Doe also picked up on McCullough's odd demeanor when he spoke of Maria, just as investigators had. "He would seem almost childlike. He would get real giddy, if that's the right word. It's like he couldn't stop himself. He would just keep going and going. When he was talking about the little girl, he would get amped up."
Testimony lasted all of four days. McCullough did not take the stand, so his alibi was never presented.
Besides the excluded FBI reports, there were other missing pieces at the trial. The unused train ticket from Rockford to Chicago didn't come into evidence, nor did the video of his eight-hour police interrogation. That evidence didn't really prove anything, other than to cast doubt on his credibility, and by remaining silent he didn't call his credibility into question.
When it came time for the verdict, Judge Hallock said he believed the informants and found Kathy Chapman's testimony particularly convincing. He didn't say a word about what Eileen Tessier told her daughters on her deathbed.
A loud cheer erupted as the judge handed down the verdict -- guilty on all counts: murder, kidnapping and abduction of an infant.
Johnny was going to prison. Kathy was finally free.
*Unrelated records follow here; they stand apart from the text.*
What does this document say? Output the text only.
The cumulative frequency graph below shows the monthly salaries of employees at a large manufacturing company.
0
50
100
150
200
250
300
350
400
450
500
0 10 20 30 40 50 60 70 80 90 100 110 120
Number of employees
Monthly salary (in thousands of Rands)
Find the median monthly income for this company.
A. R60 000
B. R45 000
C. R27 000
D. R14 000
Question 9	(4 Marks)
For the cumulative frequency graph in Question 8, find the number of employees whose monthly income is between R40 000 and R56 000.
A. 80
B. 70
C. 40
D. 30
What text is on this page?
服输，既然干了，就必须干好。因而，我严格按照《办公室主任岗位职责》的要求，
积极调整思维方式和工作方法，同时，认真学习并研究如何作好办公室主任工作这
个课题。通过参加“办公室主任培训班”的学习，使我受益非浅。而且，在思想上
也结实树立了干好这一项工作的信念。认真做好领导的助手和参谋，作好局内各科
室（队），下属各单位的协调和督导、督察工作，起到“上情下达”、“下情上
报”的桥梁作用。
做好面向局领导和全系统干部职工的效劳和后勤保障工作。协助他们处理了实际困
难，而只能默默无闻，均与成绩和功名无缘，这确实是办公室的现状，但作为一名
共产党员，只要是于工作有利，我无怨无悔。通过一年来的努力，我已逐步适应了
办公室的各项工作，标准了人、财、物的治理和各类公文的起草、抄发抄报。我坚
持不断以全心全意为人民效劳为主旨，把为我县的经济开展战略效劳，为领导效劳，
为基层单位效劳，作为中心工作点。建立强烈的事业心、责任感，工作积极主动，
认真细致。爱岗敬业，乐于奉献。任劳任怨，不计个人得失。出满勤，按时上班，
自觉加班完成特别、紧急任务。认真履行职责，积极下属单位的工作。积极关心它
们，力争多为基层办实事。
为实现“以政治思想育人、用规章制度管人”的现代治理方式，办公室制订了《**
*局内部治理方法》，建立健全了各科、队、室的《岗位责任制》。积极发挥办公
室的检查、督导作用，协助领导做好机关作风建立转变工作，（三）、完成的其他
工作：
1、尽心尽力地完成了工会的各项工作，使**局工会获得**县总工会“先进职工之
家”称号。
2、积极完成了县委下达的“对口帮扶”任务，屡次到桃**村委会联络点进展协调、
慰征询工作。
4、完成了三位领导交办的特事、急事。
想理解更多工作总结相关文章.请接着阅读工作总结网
"If I would have been shown his picture in 1957," she said, " he would not have been a free man all those years. He would have been in jail."
At a news conference, Janet Tessier told Maria's siblings she was sorry -- sorry that her brother killed Maria, and sorry it had taken so long for the truth to be told.
She apologized on behalf of her mother.
Jaded cops had tears in their eyes. Justice was Maria's at last.
McCullough is 73, and prison life isn't easy. He spends most of his time alone. He is kept in protective custody because he qualifies twice as the lowest form of life in prison culture: He's a convicted child killer and an ex-cop.
He spoke for several hours with CNN while at the state's maximum-security prison in Menard, before being moved to another prison in Pontiac, most likely because of his age and notoriety. Menard, a 19th century brick behemoth, overlooks the Mississippi River in southern Illinois, about an hour's drive from St. Louis, Missouri.
McCullough announced his innocence without prompting as he sat down and was shackled to a metal table: "I've been accused and convicted of a murder I did not commit." He said it twice.
He seemed happy to have visitors. He likes to talk, especially about himself. He broke into tears when asked about his combat experience in Vietnam, but showed little emotion as he spoke about the murder in his hometown. His explanation: "I was part of one, but not the other."
He tried to steer the conversation away from questions about Jeanne, the sister who accused him of rape, and his acquittal in that case. "We have a history," he said of his sister. He used the same expression to describe the relationship between his mother and her father, who he believes sexually abused her.
He spoke about his mother as if she were a saint and called Janet, the sister who launched the murder investigation, "a black sheep" and a liar. He responded with a non sequitur when asked: If he were innocent, why would so many people tell lies about him in court? "Exactly."
He wouldn't discuss the nude photograph of his 12-year-old daughter that an ex-wife said she found hidden under a drawer. He said his daughter was troubled and had problems with men, drugs and alcohol.
He said he regretted taking in the teen runaway Michelle Weinman when he was a police officer and says she "set me up."
"I was accused of rape, and it didn't happen."
By the time of CNN's interview, he had come to recognize that others found it strange that he referred to 7-year-old Maria Ridulph as "lovely, lovely, lovely." He changed his wording, calling her "precious." An odd expression crossed his face when he spoke of the little girl with the dark, curly hair and big brown eyes.
There is a gap between his front teeth and he does have a high, thin voice, just as Kathy described all those years ago. He is quick to anger over certain subjects and, when that happens, there is nothing soft in his blue eyes.
The women left behind
Unlike many destined to end their days behind bars, Jack McCullough has not been forgotten. His wife of nearly 20 years, Sue McCullough, and a stepdaughter, Janey O'Connor, wrote letters to the court saying they stood by him. Both are certain that he is the victim of a grave injustice.
Their letters were more articulate than many written on behalf of men judged guilty of heinous crimes. Sue scolded the authorities in Illinois: "My husband was convicted in order to close the oldest cold case in U.S. history. You should all be ashamed of yourselves." And the hurt in O'Connor's words was unmistakable: "Perhaps sacrificing one old man is enough to give an entire community closure," she wrote. "My Dad is innocent. I hope the pain of my family is worth the five minutes of fame you all have received."